85g (6T) soft butter
180g (1½ cups) flour
40g (about 1/2 c - ish) finely grated Parmesan cheese
45ml (3 tbsp) water
30g (2 tbsp) butter
500g (about1 pound -ish) leeks, washed and cut into discs
250ml (1 cup) cream
Salt and pepper
Fresh chives, parsley or paprika
1) To make the pastry, rub the butter into the flour and Parmesan cheese until the mixture resembles breadcrumbs. Add the water and mix to a soft dough. Chill, covered, for 30 minutes.
2) Preheat the oven to 200ºC. Roll out the pastry to about 4mm thick and line 6 individual quiche pans. Prick with a fork, cover and chill for 15 minutes.
3) Bake the tartlet cases for 15 minutes. Remove and set aside.

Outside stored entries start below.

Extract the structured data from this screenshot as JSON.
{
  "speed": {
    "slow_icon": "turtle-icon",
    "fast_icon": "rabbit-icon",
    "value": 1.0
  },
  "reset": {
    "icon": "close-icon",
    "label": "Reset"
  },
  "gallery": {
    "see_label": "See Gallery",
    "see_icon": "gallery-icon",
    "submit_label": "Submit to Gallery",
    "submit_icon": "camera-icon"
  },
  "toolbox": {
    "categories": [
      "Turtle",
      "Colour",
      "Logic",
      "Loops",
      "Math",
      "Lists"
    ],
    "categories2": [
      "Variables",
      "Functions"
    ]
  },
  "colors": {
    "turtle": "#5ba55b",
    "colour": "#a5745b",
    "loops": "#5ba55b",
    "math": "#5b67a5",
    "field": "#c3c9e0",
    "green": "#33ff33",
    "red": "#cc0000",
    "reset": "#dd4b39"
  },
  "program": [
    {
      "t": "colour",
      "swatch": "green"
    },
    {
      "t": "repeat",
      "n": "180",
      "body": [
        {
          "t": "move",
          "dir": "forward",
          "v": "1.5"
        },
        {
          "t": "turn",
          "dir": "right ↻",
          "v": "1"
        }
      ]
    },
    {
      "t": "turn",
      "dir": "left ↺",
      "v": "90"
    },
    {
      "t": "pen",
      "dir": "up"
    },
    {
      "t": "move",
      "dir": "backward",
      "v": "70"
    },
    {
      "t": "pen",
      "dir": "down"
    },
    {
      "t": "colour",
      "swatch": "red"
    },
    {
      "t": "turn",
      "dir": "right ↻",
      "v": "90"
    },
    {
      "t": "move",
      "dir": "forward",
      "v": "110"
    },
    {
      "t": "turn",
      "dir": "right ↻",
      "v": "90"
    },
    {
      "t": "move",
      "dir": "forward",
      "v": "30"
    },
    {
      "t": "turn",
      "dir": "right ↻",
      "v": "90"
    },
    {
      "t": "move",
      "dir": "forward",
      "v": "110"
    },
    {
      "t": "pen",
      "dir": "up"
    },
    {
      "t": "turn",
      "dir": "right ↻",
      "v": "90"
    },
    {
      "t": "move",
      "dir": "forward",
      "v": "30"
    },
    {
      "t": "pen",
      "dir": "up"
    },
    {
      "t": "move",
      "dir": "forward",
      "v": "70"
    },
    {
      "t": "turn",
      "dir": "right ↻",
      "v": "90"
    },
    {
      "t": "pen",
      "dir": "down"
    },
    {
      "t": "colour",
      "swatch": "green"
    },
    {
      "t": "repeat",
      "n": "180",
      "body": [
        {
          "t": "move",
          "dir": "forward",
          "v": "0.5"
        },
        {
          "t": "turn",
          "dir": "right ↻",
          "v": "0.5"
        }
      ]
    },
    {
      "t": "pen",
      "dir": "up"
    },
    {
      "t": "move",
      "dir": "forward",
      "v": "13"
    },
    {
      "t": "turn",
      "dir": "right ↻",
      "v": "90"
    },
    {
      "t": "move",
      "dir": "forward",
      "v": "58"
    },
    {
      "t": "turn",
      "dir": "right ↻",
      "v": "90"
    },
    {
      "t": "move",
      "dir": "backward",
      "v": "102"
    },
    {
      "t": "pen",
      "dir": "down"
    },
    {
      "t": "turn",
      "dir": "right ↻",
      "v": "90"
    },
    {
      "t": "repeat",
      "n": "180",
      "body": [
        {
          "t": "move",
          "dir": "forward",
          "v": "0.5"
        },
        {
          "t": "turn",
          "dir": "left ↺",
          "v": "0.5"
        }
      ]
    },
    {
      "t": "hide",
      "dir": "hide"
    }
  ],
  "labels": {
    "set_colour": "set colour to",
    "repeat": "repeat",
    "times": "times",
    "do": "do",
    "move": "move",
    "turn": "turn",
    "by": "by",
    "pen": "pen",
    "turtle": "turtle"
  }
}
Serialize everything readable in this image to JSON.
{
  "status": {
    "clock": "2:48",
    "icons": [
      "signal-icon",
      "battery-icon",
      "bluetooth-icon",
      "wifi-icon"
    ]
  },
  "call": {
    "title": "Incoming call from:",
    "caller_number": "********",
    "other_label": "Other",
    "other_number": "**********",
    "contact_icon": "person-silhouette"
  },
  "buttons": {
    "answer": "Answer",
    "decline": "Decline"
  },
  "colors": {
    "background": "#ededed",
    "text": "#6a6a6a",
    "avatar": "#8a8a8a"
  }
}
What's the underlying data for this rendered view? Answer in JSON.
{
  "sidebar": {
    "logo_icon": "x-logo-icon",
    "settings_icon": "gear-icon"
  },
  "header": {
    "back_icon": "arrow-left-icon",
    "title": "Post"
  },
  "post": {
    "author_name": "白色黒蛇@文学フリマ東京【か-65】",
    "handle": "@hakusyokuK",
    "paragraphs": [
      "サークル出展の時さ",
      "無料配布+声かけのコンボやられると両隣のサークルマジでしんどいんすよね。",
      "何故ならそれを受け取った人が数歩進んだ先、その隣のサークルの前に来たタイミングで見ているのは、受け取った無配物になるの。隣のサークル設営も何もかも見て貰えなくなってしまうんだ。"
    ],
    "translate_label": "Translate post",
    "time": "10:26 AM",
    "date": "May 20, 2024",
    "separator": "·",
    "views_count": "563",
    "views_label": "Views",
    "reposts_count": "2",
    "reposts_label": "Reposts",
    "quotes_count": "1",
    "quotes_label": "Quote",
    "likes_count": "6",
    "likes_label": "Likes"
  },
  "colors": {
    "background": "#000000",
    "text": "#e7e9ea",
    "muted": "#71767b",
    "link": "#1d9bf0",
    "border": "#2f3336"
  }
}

4) For the filling, melt the butter in a large frying pan over the highest heat and sauté the leeks. As soon as the leeks start to cook, pour in the cream and stir. Season. Simmer for 2 minutes, then, using a slotted spoon, remove the leeks from the frying pan and place in a bowl. Keep stirring the cream as it bubbles and reduce to a third of its volume. Return the leeks and their juices to the pan, stirring until thoroughly heated through
5) Just before serving place the tartlet cases into a warm oven. Place each tartlet case on a plate and spoon the leek mixture into the middle. It doesn't matter if the cream spills out of the tartlets. Sprinkle with fresh chives, parsley or paprika to decorate. Serve immediately.